Um vídeo de Jair Bolsonaro falando que praticaria canibalismo voltou a viralizar nas redes nesta última semana. Em uma entrevista realizada em 2016 pelo jornal The New York Times, o presidente Jair Bolsonaro (PL), então deputado federal, relata um possível ritual canibal em uma vista a uma comunidade indígena Yanomami em Surucucu, Roraima, afirmando que “comeria um índio sem problema nenhum”. O depoimento recuperado gerou uma onda de desinformação acerca dos rituais pós-morte do povo Yanomami.

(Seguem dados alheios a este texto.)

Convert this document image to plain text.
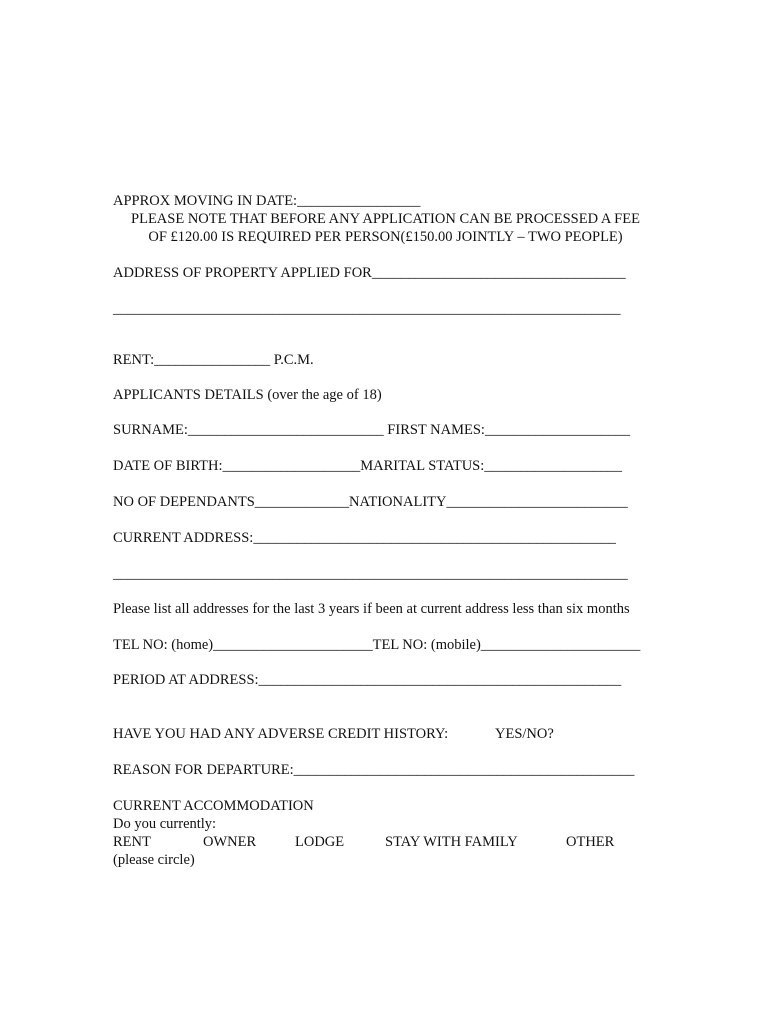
APPROX MOVING IN DATE:_________________
PLEASE NOTE THAT BEFORE ANY APPLICATION CAN BE PROCESSED A FEE
OF £120.00 IS REQUIRED PER PERSON(£150.00 JOINTLY – TWO PEOPLE)
ADDRESS OF PROPERTY APPLIED FOR___________________________________
______________________________________________________________________
RENT:________________ P.C.M.
APPLICANTS DETAILS (over the age of 18)
SURNAME:___________________________ FIRST NAMES:____________________
DATE OF BIRTH:___________________MARITAL STATUS:___________________
NO OF DEPENDANTS_____________NATIONALITY_________________________
CURRENT ADDRESS:__________________________________________________
_______________________________________________________________________
Please list all addresses for the last 3 years if been at current address less than six months
TEL NO: (home)______________________TEL NO: (mobile)______________________
PERIOD AT ADDRESS:__________________________________________________
HAVE YOU HAD ANY ADVERSE CREDIT HISTORY:	YES/NO?
REASON FOR DEPARTURE:_______________________________________________
CURRENT ACCOMMODATION
Do you currently:
RENT	OWNER	LODGE	STAY WITH FAMILY	OTHER
(please circle)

“Como um presidente que é candidato fala isso? Ele é uma pessoa que não conhece o Brasil. Meu povo não é canibal, não come humanos. Isso não existe nem nunca existiu, nem entre ancestrais”, afirma Júnior Hekurari Yanomami, presidente do Conselho Distrital de Saúde Indígena Yanomami e Ye’Kuana (Condisi-YY). Na gravação, Bolsonaro relata que quase comeu “um índio em Surucucu uma vez”. “É a cultura deles. Bota o corpo. É para comer. Cozinha por dois, três dias, e come com banana. E daí eu queria ver o índio sendo cozinhado. Daí o cara: ‘Se for, tem de comer.’ ‘Eu como.’ Aí da comitiva ninguém quis ir.”, adiciona o presidente.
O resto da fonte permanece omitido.